MOTIFS DE LA DÉCISION :
Sur la recevabilité de l’appel :
Aux termes de l’article R 743-10 du code de l’entrée et du séjour des étrangers et du droit d’asile selon lequel l’ordonnance est susceptible d’appel devant le premier président de la cour d’appel ou son délégué dans les vingt-quatre heures de son prononcé, par l’étranger, par le préfet du département et, à Paris, par le préfet de police, l’appel de M. [N] [I], formé dans le délai prescrit, doit être déclaré recevable.
Sur l’erreur d’appréciation quant à la minorité du retenu :
M. [N] [I] soutient être mineur pour être né le 23 avril 2008. Il soulève ainsi l’illégalité de la mesure de rétention administrative en sa qualité de mineur. Il produit à l’appui de son allégation des conclusions de son avocate produites devant le tribunal correctionnel de Strasbourg, statuant en audience de comparutions immédiates le 23 août 2024, afin de justifier de sa minorité.

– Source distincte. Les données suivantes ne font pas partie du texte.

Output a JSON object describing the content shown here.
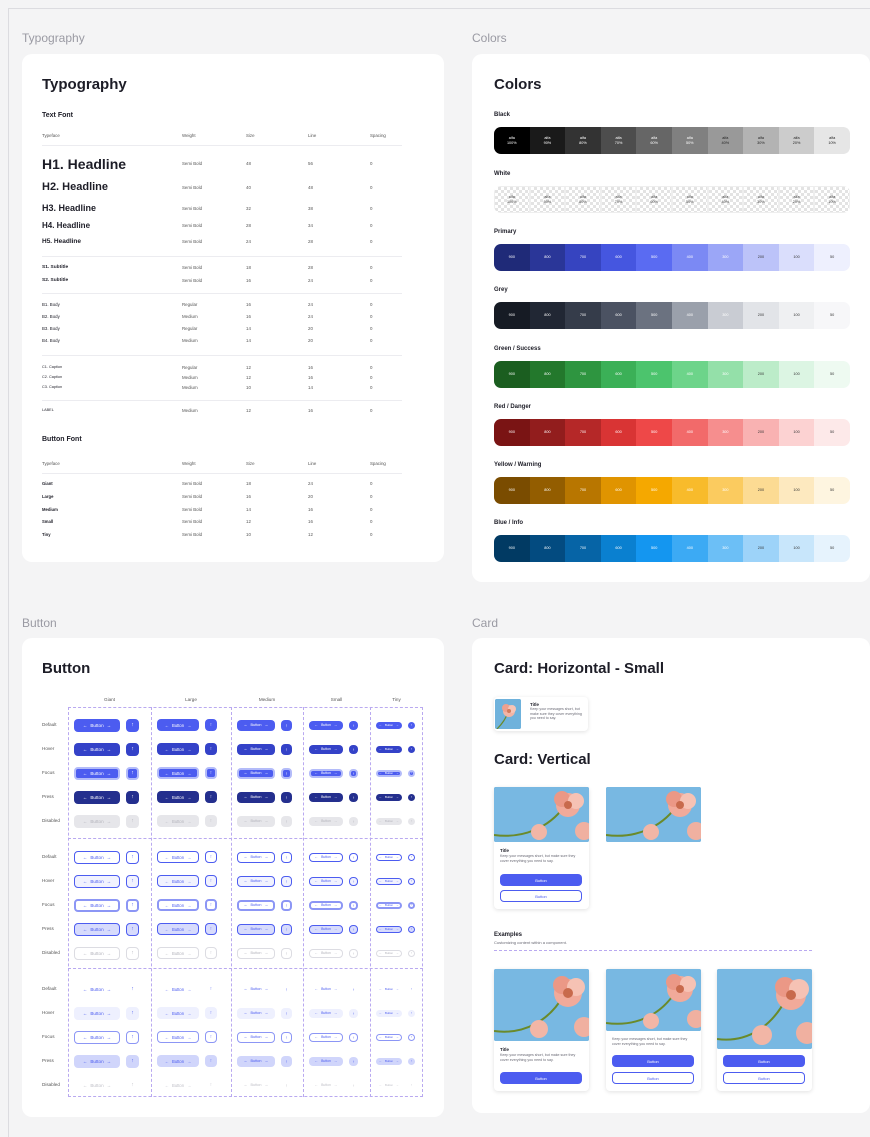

Il convient néanmoins de rappeler que ces conclusions n’emportent pas preuve de la minorité de la personne concernée, d’autant plus qu’il n’est produit à leur soutien aucun document de nature à confirmer l’état de minorité de l’intéressé. D’ailleurs, le tribunal correctionnel de Strasbourg a écarté ces conclusions et a retenu sa compétence, estimant que le prévenu était majeur, relevant le fait que celui-ci s’était déjà vu délivrer précédemment deux mesures d’éloignement par deux autres pays en qualité de majeur et qu’une fiche émanant du système d’information Schengen l’a formellement reconnu comme majeur.
Ce moyen n’est donc aucunement étayé et doit donc être rejeté.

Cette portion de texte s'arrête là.